The driver in this case study is the employee of the company and it was his entrusted duty to receive the client from the airport and despite this responsibility that was entrusted to him by his employees, he had neglected the duty of care to ensure the health and safety of the passenger that he had gone to the airport to receive and had got drunk in the process and this was the cause of the accident in the first place.
Thereby, it could be determined that the driver made a deliberate decision to create risk factors for his passenger. It was not something that the employer had made the choice regarding the effects of the acts of the driver.It would be considered to be a clear case of vicarious liability as the damage had been caused while doing the professional duty provided to the driver by the employer company. The company is liable for the losses that had taken place due to the accident.
The provided case scenario explains that the duty to ensure the health and safety of the employees and the associated people had been delegated to another company by the Supermarket. As the accidental injury involves the acts of an employee of the Supermarket then it is determinable that the original employer is the Supermarket and the entity has the direct performance influence regarding the working schedules and the job profiles in the premises of the working area.Therefore, the supermarket will be held vicariously liable towards the injuries that had been caused to the employee and the principle reason behind such a consideration lies in the fact that it had occurred during the performance of the provided official responsibilities by both the employees of the same Supermarket.
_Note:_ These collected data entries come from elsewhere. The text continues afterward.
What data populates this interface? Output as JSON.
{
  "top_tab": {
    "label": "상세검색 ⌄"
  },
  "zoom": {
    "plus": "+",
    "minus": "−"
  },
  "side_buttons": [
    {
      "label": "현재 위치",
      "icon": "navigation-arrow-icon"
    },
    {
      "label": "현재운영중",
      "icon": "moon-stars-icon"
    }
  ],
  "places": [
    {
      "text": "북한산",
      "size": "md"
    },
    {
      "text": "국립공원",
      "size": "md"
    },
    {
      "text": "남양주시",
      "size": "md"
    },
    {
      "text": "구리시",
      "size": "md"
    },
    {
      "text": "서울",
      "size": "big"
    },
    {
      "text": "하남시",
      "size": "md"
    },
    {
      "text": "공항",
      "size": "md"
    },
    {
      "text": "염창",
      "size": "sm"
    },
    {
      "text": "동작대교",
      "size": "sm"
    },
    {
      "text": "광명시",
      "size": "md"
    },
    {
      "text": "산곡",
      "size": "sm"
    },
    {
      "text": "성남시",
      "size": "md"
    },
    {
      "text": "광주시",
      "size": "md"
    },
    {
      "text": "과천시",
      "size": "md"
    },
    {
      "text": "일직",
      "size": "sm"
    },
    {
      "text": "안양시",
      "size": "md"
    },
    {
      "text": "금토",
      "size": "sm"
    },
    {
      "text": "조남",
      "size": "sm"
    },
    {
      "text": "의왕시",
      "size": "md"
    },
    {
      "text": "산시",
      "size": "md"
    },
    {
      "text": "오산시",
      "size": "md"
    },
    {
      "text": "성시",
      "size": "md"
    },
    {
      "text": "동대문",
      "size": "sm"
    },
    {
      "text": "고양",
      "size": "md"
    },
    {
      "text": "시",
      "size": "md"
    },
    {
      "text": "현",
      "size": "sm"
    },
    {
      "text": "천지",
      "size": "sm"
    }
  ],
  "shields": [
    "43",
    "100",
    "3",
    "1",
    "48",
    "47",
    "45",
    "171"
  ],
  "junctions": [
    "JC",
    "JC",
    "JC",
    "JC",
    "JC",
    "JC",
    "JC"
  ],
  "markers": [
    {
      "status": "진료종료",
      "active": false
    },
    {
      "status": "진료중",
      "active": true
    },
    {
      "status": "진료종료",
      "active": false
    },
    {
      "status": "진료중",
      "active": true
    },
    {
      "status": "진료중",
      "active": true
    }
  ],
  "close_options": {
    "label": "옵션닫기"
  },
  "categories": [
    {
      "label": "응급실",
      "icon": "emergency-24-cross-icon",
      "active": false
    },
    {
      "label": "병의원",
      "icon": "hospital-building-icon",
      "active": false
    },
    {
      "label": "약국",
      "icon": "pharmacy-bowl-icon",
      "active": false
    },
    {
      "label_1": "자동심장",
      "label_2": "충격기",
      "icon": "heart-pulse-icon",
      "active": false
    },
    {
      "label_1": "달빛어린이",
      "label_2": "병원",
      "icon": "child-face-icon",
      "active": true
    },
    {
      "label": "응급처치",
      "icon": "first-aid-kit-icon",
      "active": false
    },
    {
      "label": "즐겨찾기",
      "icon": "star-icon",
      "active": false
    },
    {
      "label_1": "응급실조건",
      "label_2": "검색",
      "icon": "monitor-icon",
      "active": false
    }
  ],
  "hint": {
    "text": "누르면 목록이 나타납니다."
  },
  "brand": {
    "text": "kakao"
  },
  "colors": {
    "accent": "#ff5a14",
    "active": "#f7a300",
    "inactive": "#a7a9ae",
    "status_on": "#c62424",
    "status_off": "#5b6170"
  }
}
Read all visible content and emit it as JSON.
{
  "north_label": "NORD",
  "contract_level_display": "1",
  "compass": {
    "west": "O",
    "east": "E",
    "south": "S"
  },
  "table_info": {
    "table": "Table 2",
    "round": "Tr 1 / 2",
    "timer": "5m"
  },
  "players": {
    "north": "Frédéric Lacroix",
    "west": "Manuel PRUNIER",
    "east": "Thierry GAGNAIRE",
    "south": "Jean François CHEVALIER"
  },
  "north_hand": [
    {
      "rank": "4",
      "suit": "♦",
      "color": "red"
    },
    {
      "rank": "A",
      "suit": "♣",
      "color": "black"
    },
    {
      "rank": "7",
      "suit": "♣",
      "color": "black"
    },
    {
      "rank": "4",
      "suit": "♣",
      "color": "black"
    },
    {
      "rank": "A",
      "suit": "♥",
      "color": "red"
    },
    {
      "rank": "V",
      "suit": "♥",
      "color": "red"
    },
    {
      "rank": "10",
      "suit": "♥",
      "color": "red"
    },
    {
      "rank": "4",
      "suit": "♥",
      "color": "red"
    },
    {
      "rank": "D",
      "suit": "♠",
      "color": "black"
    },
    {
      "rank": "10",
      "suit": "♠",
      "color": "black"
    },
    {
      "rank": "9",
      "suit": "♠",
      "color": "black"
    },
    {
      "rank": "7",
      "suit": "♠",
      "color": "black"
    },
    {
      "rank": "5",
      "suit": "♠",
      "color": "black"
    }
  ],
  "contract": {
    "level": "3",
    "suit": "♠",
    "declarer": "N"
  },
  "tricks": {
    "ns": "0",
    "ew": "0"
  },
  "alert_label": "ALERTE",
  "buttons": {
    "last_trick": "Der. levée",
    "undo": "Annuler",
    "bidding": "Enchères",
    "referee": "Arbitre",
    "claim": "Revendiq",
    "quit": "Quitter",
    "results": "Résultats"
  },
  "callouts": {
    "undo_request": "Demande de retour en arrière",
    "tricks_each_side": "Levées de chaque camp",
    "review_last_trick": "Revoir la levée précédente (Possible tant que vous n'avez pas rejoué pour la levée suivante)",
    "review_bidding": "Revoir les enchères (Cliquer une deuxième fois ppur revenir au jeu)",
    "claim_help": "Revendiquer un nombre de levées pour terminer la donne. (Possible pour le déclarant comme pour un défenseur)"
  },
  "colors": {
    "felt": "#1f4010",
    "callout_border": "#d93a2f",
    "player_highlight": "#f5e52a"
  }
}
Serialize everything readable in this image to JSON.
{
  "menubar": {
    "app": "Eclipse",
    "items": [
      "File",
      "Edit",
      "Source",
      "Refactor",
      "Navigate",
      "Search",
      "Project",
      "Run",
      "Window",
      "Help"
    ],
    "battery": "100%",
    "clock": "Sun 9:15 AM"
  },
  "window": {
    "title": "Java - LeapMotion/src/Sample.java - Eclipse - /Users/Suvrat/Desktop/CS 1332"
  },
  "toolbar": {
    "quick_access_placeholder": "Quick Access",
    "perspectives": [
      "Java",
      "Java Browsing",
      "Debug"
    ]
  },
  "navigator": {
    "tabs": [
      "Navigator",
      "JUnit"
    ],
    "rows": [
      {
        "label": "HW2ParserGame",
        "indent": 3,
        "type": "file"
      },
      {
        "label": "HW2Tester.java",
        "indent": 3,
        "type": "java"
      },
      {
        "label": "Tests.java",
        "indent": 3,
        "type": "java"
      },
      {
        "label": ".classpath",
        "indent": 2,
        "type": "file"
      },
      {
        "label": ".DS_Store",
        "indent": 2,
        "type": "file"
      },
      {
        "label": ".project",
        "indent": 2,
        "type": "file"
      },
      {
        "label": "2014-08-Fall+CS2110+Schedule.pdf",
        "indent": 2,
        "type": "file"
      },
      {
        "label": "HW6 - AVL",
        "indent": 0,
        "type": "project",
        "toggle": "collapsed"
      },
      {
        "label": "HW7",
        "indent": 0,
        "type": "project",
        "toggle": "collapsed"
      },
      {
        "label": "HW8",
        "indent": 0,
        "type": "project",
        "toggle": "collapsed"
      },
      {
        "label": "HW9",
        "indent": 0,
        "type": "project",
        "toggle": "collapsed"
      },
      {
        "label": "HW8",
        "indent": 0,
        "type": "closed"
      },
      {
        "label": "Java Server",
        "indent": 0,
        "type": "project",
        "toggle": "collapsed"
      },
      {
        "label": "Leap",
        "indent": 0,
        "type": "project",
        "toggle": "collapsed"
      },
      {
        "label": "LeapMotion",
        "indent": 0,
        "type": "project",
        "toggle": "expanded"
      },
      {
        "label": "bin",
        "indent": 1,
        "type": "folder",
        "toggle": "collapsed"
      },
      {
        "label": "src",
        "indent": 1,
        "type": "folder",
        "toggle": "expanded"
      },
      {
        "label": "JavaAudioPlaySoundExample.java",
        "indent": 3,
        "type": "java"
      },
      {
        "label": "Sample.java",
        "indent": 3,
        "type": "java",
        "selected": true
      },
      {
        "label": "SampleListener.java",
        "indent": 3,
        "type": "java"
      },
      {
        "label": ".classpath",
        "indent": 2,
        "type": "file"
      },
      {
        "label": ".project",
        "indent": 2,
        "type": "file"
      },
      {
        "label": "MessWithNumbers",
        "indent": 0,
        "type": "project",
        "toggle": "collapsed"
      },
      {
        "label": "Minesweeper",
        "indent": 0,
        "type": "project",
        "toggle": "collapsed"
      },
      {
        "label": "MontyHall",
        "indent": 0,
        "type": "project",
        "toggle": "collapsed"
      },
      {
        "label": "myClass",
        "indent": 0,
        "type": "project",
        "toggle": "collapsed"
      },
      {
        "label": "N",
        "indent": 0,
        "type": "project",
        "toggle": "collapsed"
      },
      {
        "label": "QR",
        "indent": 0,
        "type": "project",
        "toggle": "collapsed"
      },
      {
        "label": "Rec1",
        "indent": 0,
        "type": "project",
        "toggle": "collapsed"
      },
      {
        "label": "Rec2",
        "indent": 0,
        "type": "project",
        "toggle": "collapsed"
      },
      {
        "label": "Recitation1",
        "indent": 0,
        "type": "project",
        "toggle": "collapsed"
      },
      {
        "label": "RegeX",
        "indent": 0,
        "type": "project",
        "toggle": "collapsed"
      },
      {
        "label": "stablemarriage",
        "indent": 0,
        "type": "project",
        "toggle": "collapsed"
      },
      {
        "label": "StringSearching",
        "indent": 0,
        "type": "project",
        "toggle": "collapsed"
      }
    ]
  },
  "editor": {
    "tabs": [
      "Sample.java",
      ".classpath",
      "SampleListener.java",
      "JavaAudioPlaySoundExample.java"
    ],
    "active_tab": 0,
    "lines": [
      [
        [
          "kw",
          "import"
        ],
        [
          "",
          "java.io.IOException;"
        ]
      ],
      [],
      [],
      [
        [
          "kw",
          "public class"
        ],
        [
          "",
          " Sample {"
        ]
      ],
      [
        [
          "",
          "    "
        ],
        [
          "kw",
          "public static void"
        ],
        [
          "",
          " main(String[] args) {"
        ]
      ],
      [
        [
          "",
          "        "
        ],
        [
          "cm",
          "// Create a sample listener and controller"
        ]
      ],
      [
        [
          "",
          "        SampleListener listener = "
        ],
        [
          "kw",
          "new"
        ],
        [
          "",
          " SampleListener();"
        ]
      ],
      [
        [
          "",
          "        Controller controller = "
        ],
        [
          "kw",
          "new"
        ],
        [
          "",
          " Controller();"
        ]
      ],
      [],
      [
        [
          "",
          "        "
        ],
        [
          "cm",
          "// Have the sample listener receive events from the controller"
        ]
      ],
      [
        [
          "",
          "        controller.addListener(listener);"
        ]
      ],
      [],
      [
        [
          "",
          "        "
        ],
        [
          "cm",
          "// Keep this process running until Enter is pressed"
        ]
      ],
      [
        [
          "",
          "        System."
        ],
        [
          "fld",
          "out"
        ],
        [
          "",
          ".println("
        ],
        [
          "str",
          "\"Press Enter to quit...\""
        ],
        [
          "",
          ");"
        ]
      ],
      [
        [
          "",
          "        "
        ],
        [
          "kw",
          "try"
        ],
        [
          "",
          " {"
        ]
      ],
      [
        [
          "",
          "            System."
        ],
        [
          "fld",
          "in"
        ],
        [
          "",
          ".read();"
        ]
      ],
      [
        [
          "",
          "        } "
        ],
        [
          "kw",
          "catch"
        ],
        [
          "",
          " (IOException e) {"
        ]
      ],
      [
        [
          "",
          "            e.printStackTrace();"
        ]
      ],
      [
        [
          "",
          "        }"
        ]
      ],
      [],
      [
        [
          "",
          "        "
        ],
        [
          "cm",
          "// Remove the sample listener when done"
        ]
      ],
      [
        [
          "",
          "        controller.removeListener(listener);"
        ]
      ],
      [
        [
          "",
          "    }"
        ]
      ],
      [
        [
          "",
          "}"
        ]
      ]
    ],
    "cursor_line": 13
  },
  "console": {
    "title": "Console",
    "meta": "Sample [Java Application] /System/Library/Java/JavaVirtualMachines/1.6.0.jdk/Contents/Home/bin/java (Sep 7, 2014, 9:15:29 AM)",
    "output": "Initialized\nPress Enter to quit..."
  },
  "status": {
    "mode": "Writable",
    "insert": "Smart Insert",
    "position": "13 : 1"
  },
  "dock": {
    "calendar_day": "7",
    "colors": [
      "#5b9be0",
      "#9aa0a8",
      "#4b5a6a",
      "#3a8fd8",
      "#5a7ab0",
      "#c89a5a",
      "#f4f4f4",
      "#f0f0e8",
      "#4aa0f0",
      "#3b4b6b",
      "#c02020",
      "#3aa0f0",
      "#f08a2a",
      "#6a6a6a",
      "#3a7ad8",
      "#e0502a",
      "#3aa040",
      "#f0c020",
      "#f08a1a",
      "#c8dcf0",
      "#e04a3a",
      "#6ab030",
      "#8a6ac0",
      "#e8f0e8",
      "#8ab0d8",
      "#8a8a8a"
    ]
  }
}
The creation of any contract demands the presence of the founding elements. These important elements are invaluable to provide the standardisation of the contract. The elements are included to ensure the validation of the contract in the legal format and it becomes more important when the breach of contract occurs due to any reason and the elements of the contract formulation ensure that the breach of contract could be evaluated and proved in terms of the breach of the conditions and the terms of the contract. Such breaches are covered by the Civil Legalities such as the liability of tort conditions.